Respeito é bom e todo mundo gosta; e enquanto toda essa disputa (política ou não) acontecia, um pai lutava legalmente para tirar a vida de sua filha e diminuir o sofrimento que já se estendia por 17 anos. Uma luta que, quanto mais se alongava, mais sofrível se tornava. Pois bem, o senhor Giuseppe Englaro conseguiu a autorização judicial e sua filha já descansa em paz.
Agora o que não faltarão serão oportunidades para Walter Veltroni, líder do Partido Democrata e de oposição (aqueeele que concorreu a primeiro-ministro italiano com Berlusconi no ano passado!) acusar o rival de irresponsável e afirmar que suas atitudes estão revestidas de intenções políticas. E se forem intenções políticas, o que Veltroni está fazendo é, nada mais, nada menos, do que se aproveitar disso para tentar diminuir a popularidade do primeiro-ministro. Veltroni agora “deita e rola” afirmando que Berlusconi queria apenas gerar um crise institucional. Pelo visto conseguiu. Agora é Governo versus Presidência. (E pensar que quando competiam a primeiro-ministro da Itália, falava-se até em uma aliança entre os dois. Seria o governo Veltrusconi. A possibilidade de aliança, porém, só existiu devido a interesses parecidos, e somente sob a circunstância de um deles não vencer a eleição com uma maioria clara e significativa). E, como se não bastasse, o país, de maioria católica, ainda sofre constantemente com as pressões do Vaticano, que se opôs a atitude do presidente Napolitano.
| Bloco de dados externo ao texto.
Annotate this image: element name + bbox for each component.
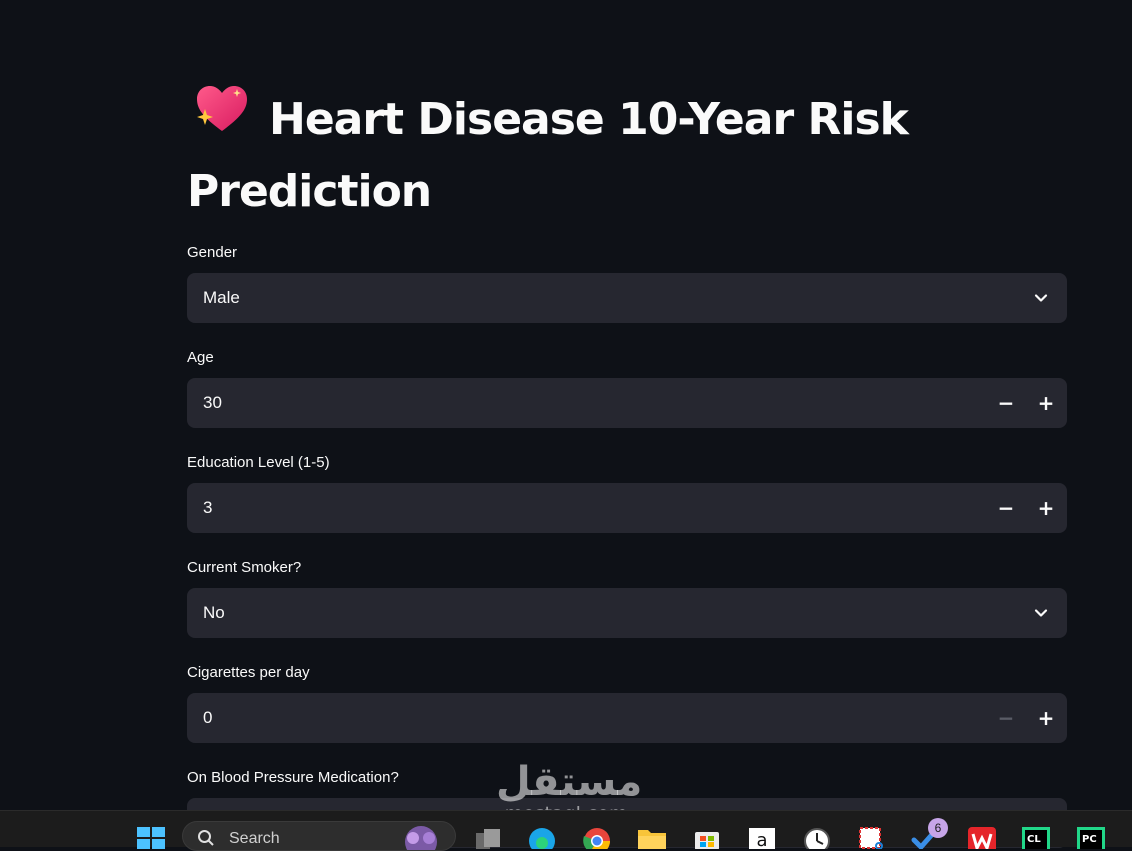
chrome-icon[interactable] (582, 825, 612, 849)
cigs-decrement-button[interactable]: − (991, 703, 1021, 733)
search-highlight-icon (405, 826, 437, 850)
chevron-down-icon (1034, 609, 1048, 617)
cigs-label: Cigarettes per day (187, 664, 310, 681)
cigs-increment-button[interactable]: + (1031, 703, 1061, 733)
bp-meds-label: On Blood Pressure Medication? (187, 769, 399, 786)
smoker-select-value: No (203, 603, 225, 622)
age-input-value: 30 (203, 393, 222, 412)
smoker-label: Current Smoker? (187, 559, 302, 576)
chevron-down-icon (1034, 294, 1048, 302)
wps-icon[interactable] (967, 825, 997, 849)
gender-select-value: Male (203, 288, 240, 307)
taskbar-search-box[interactable]: Search (182, 821, 456, 851)
clock-icon[interactable] (802, 825, 832, 849)
sparkling-heart-icon (193, 83, 251, 154)
age-increment-button[interactable]: + (1031, 388, 1061, 418)
cigs-input[interactable]: 0 − + (187, 693, 1067, 743)
education-input[interactable]: 3 − + (187, 483, 1067, 533)
svg-text:a: a (756, 830, 767, 849)
age-label: Age (187, 349, 214, 366)
page-title: Heart Disease 10-Year Risk Prediction (187, 83, 1067, 225)
pycharm-icon[interactable]: PC (1076, 825, 1106, 849)
gender-label: Gender (187, 244, 238, 261)
task-view-icon[interactable] (474, 827, 502, 851)
edge-icon[interactable] (527, 825, 557, 849)
education-label: Education Level (1-5) (187, 454, 330, 471)
notification-badge: 6 (928, 818, 948, 838)
clion-icon[interactable]: CL (1021, 825, 1051, 849)
file-explorer-icon[interactable] (637, 825, 667, 849)
watermark-arabic: مستقل (496, 759, 643, 805)
smoker-select[interactable]: No (187, 588, 1067, 638)
store-icon[interactable] (692, 825, 722, 849)
svg-text:CL: CL (1027, 834, 1041, 845)
page-title-text: Heart Disease 10-Year Risk Prediction (187, 94, 909, 217)
snipping-tool-icon[interactable] (857, 825, 887, 849)
gender-select[interactable]: Male (187, 273, 1067, 323)
education-increment-button[interactable]: + (1031, 493, 1061, 523)
education-input-value: 3 (203, 498, 213, 517)
amazon-icon[interactable]: a (747, 825, 777, 849)
taskbar-search-label: Search (229, 830, 280, 847)
search-icon (198, 830, 214, 846)
taskbar: Search a CL PC (0, 810, 1132, 851)
cigs-input-value: 0 (203, 708, 213, 727)
age-decrement-button[interactable]: − (991, 388, 1021, 418)
windows-start-icon[interactable] (136, 825, 166, 849)
education-decrement-button[interactable]: − (991, 493, 1021, 523)
age-input[interactable]: 30 − + (187, 378, 1067, 428)
svg-text:PC: PC (1082, 834, 1097, 845)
A eutanásia continuará causando polêmica pelo mundo inteiro, mas se aproveitar de uma situação como essa para ações políticas já é demais. Por mais que todos eles neguem qualquer pensamento político por trás das ações, quando um usa o que o outro faz para acusá-lo, não como ser humano, mas como político, ele já está agindo politicamente.
2 comentários:
Por que o desejo de pais que sofrem a tantos anos não pode ser colocado em primeiro lugar? Algumas disputas políticas talvez pudessem servir para debater boas soluções para novos problemas, mas nesse caso não passa de uma grande sacanagem. Usar a dor alheia para se promover, pra criar um circo? Porque no fim das contas não passa disso. Que a moça descanse em paz. E que seus pais possam lembrar dela com carinho. E só.
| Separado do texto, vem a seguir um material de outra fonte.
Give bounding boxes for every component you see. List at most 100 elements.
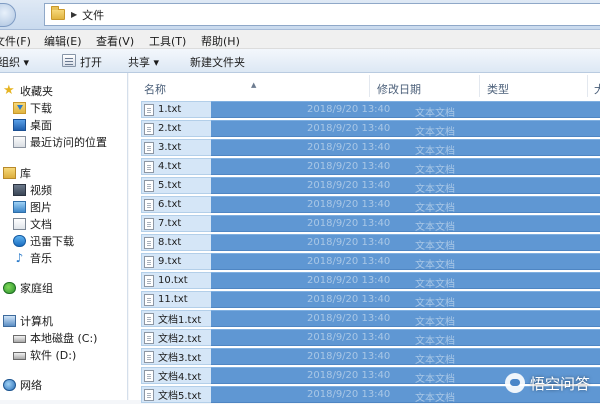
file-name-cell[interactable]: 文档2.txt xyxy=(141,329,211,346)
file-name-cell[interactable]: 文档4.txt xyxy=(141,367,211,384)
selection-highlight[interactable] xyxy=(211,329,600,346)
nav-network[interactable]: 网络 xyxy=(3,377,42,393)
network-icon xyxy=(3,379,16,391)
nav-item-software-d[interactable]: 软件 (D:) xyxy=(13,347,76,363)
menu-bar: 文件(F) 编辑(E) 查看(V) 工具(T) 帮助(H) xyxy=(0,30,600,49)
document-icon xyxy=(13,218,26,230)
file-type: 文本文档 xyxy=(415,241,455,252)
file-row[interactable]: 6.txt 2018/9/20 13:40 文本文档 xyxy=(141,196,600,214)
selection-highlight[interactable] xyxy=(211,253,600,270)
file-row[interactable]: 8.txt 2018/9/20 13:40 文本文档 xyxy=(141,234,600,252)
file-row[interactable]: 4.txt 2018/9/20 13:40 文本文档 xyxy=(141,158,600,176)
menu-view[interactable]: 查看(V) xyxy=(96,33,134,49)
nav-item-desktop[interactable]: 桌面 xyxy=(13,117,52,133)
nav-item-documents[interactable]: 文档 xyxy=(13,216,52,232)
recent-places-icon xyxy=(13,136,26,148)
file-name-cell[interactable]: 3.txt xyxy=(141,139,211,156)
column-header-type[interactable]: 类型 xyxy=(487,81,509,97)
menu-file[interactable]: 文件(F) xyxy=(0,33,31,49)
file-name: 文档3.txt xyxy=(158,353,202,364)
sort-ascending-icon: ▲ xyxy=(251,81,257,89)
xunlei-icon xyxy=(13,235,26,247)
file-row[interactable]: 3.txt 2018/9/20 13:40 文本文档 xyxy=(141,139,600,157)
nav-item-local-disk-c[interactable]: 本地磁盘 (C:) xyxy=(13,330,97,346)
file-name-cell[interactable]: 文档5.txt xyxy=(141,386,211,403)
file-row[interactable]: 9.txt 2018/9/20 13:40 文本文档 xyxy=(141,253,600,271)
nav-item-videos[interactable]: 视频 xyxy=(13,182,52,198)
column-header-size[interactable]: 大 xyxy=(594,81,600,97)
nav-libraries[interactable]: 库 xyxy=(3,165,31,181)
file-name-cell[interactable]: 文档1.txt xyxy=(141,310,211,327)
file-name-cell[interactable]: 5.txt xyxy=(141,177,211,194)
nav-item-music[interactable]: ♪ 音乐 xyxy=(13,250,52,266)
file-date: 2018/9/20 13:40 xyxy=(307,104,391,115)
command-bar: 组织 ▾ 打开 共享 ▾ 新建文件夹 xyxy=(0,49,600,73)
column-header-name[interactable]: 名称 xyxy=(144,81,166,97)
file-row[interactable]: 5.txt 2018/9/20 13:40 文本文档 xyxy=(141,177,600,195)
file-row[interactable]: 1.txt 2018/9/20 13:40 文本文档 xyxy=(141,101,600,119)
file-row[interactable]: 11.txt 2018/9/20 13:40 文本文档 xyxy=(141,291,600,309)
selection-highlight[interactable] xyxy=(211,310,600,327)
menu-tools[interactable]: 工具(T) xyxy=(149,33,186,49)
file-name-cell[interactable]: 10.txt xyxy=(141,272,211,289)
file-name-cell[interactable]: 6.txt xyxy=(141,196,211,213)
file-row[interactable]: 文档3.txt 2018/9/20 13:40 文本文档 xyxy=(141,348,600,366)
open-button[interactable]: 打开 xyxy=(80,54,102,70)
nav-item-label: 音乐 xyxy=(30,252,52,265)
file-type: 文本文档 xyxy=(415,222,455,233)
file-name-cell[interactable]: 1.txt xyxy=(141,101,211,118)
column-header-date[interactable]: 修改日期 xyxy=(377,81,421,97)
selection-highlight[interactable] xyxy=(211,234,600,251)
watermark-text: 悟空问答 xyxy=(529,374,590,393)
selection-highlight[interactable] xyxy=(211,158,600,175)
nav-item-recent-places[interactable]: 最近访问的位置 xyxy=(13,134,107,150)
column-divider[interactable] xyxy=(479,75,480,97)
nav-computer[interactable]: 计算机 xyxy=(3,313,53,329)
file-date: 2018/9/20 13:40 xyxy=(307,351,391,362)
selection-highlight[interactable] xyxy=(211,101,600,118)
breadcrumb-arrow-icon[interactable]: ▶ xyxy=(71,10,77,19)
selection-highlight[interactable] xyxy=(211,272,600,289)
back-button[interactable] xyxy=(0,3,16,27)
selection-highlight[interactable] xyxy=(211,177,600,194)
file-date: 2018/9/20 13:40 xyxy=(307,161,391,172)
selection-highlight[interactable] xyxy=(211,120,600,137)
nav-item-xunlei-downloads[interactable]: 迅雷下载 xyxy=(13,233,74,249)
address-input[interactable]: ▶ 文件 xyxy=(44,3,600,26)
selection-highlight[interactable] xyxy=(211,196,600,213)
nav-homegroup[interactable]: 家庭组 xyxy=(3,280,53,296)
nav-item-pictures[interactable]: 图片 xyxy=(13,199,52,215)
new-folder-button[interactable]: 新建文件夹 xyxy=(190,54,245,70)
file-row[interactable]: 文档1.txt 2018/9/20 13:40 文本文档 xyxy=(141,310,600,328)
file-name-cell[interactable]: 2.txt xyxy=(141,120,211,137)
file-name-cell[interactable]: 4.txt xyxy=(141,158,211,175)
file-name-cell[interactable]: 文档3.txt xyxy=(141,348,211,365)
nav-favorites[interactable]: ★ 收藏夹 xyxy=(3,83,53,99)
breadcrumb-current[interactable]: 文件 xyxy=(82,7,104,23)
menu-edit[interactable]: 编辑(E) xyxy=(44,33,82,49)
file-row[interactable]: 2.txt 2018/9/20 13:40 文本文档 xyxy=(141,120,600,138)
selection-highlight[interactable] xyxy=(211,139,600,156)
file-name-cell[interactable]: 11.txt xyxy=(141,291,211,308)
selection-highlight[interactable] xyxy=(211,291,600,308)
file-row[interactable]: 文档2.txt 2018/9/20 13:40 文本文档 xyxy=(141,329,600,347)
selection-highlight[interactable] xyxy=(211,348,600,365)
file-name-cell[interactable]: 9.txt xyxy=(141,253,211,270)
column-divider[interactable] xyxy=(369,75,370,97)
selection-highlight[interactable] xyxy=(211,215,600,232)
file-date: 2018/9/20 13:40 xyxy=(307,332,391,343)
organize-button[interactable]: 组织 ▾ xyxy=(0,54,29,70)
text-file-icon xyxy=(144,217,154,230)
file-name-cell[interactable]: 8.txt xyxy=(141,234,211,251)
share-button[interactable]: 共享 ▾ xyxy=(128,54,159,70)
file-date: 2018/9/20 13:40 xyxy=(307,370,391,381)
column-divider[interactable] xyxy=(587,75,588,97)
nav-item-downloads[interactable]: 下载 xyxy=(13,100,52,116)
menu-help[interactable]: 帮助(H) xyxy=(201,33,240,49)
file-row[interactable]: 7.txt 2018/9/20 13:40 文本文档 xyxy=(141,215,600,233)
file-name-cell[interactable]: 7.txt xyxy=(141,215,211,232)
text-file-icon xyxy=(144,103,154,116)
file-date: 2018/9/20 13:40 xyxy=(307,180,391,191)
file-row[interactable]: 10.txt 2018/9/20 13:40 文本文档 xyxy=(141,272,600,290)
open-icon[interactable] xyxy=(62,54,76,67)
Todos esses debates que envolvem bioética são sempre muito polêmicos. Em muitos deles a própria discussão já envolve um tabu. As pessoas que estão a favor de uma posição diferente da que está vigorando são mal vistas e seus argumentos são, muitas vezes ignorado.
Esse caso de Eluana Englaro é bastante emblemático porque nos faz pensar até sobre a efetividade dos debates. No caso, o que deveria ser pano de fundo de uma polêmica se tornou a questão central. Nessas horas que eu fico me perguntando se ao discutirmos ideias não estamos apenas colocando azeitona da empada dos outros. Nós inocentes pensamos se tratar de um real drama humano, mas na verdade, tem gente que não se importa muito com reais dramas humanos, eles só querem poder. As vezes penso que quando discutimos e nos posicionamos dessa ou daquela forma estamos apenas ajudando um grupo ou outro a obter algum tipo de poder. Isso é muito triste.